The most important thing people can do is refuse to have any resistance to staying connected to their source. People resist being able to attract abundance into their lives. They take on an attitude that says it can't be done, it isn't working, the economy, my work, or this and that is bringing me down.

I have a sign on my door. I look at it every single day of the week. The sign says, "Attitude is everything, so pick a good one."

You need a very strong internal knowing. See what it is you would like to attract into your life. See how you would like your business to go, your relationships to go, and even your body to go in terms of overcoming addictions and dealing with weight and health issues.

All of us emanate from a source of well-being. If you do not have well-being in your life, physically or emotionally, then you have to look at what kind of energies, thoughts, and spirituality you have chosen that take you away from your source. One of the ways to get back to it is to think from the end.

Thomas Troward, who wrote beautiful lectures on mental science, said that the law of flotation was not discovered by contemplating the sinking of things. Rather, it was discovered by thinking about things that float naturally.

One of the important principles I live by is the idea that you have to contemplate yourself as surrounded by the conditions you intend to produce. The difference between highly functioning people - the people Maslow called self-actualizers - and people who live with ordinary levels of consciousness is that the self-actualizers never put their intention on what they don't want. They know that what you think about is what expands.

If you are thinking about, talking about, and spending energy on what is missing in your life, what is wrong, what you don't like, or what always has been, then you are going to continue to attract those things into your life. We become what we think about.

Self-actualizing people, highly functioning people who live at extraordinary levels of awareness, train their minds to focus on what they intend to create and what they intend to manifest, and they won't let anybody change their mind. I always think of the Wright brothers heading out toward Kitty Hawk, N.C., about 100 years ago. I don't think Orville and Wilbur said to each other, "This thing is heavier than air, so how will it get off the ground?
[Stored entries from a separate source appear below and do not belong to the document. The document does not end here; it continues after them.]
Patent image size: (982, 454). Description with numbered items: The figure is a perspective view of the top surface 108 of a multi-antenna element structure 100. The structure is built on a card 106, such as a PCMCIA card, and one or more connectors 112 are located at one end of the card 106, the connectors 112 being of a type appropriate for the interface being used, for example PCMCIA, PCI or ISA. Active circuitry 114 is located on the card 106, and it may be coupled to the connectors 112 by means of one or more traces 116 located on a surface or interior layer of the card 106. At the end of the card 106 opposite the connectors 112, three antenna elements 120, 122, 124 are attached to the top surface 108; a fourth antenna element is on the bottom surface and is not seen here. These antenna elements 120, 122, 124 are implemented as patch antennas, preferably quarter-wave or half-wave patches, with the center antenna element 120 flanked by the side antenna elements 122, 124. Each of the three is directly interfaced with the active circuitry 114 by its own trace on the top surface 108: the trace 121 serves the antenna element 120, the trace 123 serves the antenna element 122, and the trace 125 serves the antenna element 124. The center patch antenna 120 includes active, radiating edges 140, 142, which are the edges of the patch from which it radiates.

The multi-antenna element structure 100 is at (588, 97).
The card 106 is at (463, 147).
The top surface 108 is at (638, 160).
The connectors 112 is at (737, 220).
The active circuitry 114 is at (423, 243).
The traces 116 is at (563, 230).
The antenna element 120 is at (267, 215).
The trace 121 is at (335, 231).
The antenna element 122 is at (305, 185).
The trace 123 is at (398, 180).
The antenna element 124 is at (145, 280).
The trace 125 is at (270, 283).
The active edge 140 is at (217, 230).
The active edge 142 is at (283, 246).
That's an absolute impossibility." The law of flying was not discovered by the contemplation of things staying on the ground.

So, you have to contemplate yourself surrounded by the conditions you wish to produce and know you can attract divine energy to help you. Dormant forces come alive when you put your attention on what you intend to manifest and when you stay connected to your source of well-being, your source of kindness, and your source that excludes no one.

When Francis of Assisi was looking for peace, he didn't say, "Please give me some peace. I don't have any peace. I've got to have peace." What he said was, "Make me an instrument of thy peace." What I say to my source, what I say to God, always is, "Make me an instrument of the abundance that I came from, make me an instrument of thy well-being, and make me an instrument of thy love."

"What is it you want in life?" The correct answer, or the most effective answer, for anyone, is to feel good.
It always boils down to energy. Every thought you have affects everything in your body.

I would model well-being by presenting myself as a high-energy person who loves what I am doing.

Carl Jung's work has been terrifically important to me. Abraham Maslow's psychology work has been very influential in my life. I would also emphasize the work of many contemporary people out there: Louise Hay, Deepak Chopra, Marianne Williamson, Gregg Braden, people who are involved in this same kind of energy.

But even technical work filled with formulas can be valuable and important. Einstein offered a lot of technical work on quantum physics. I refer to his work, and I have studied it, but I am not a physicist. But look at Einstein's simple statement that the most important decision you ever will make is the decision whether you live in a friendly universe or a hostile universe. To me, that alone is a life-saving thing. When I look at the news and all the things that are hostile out there, I remind myself that for every act of evil in the world, there are a million acts of kindness.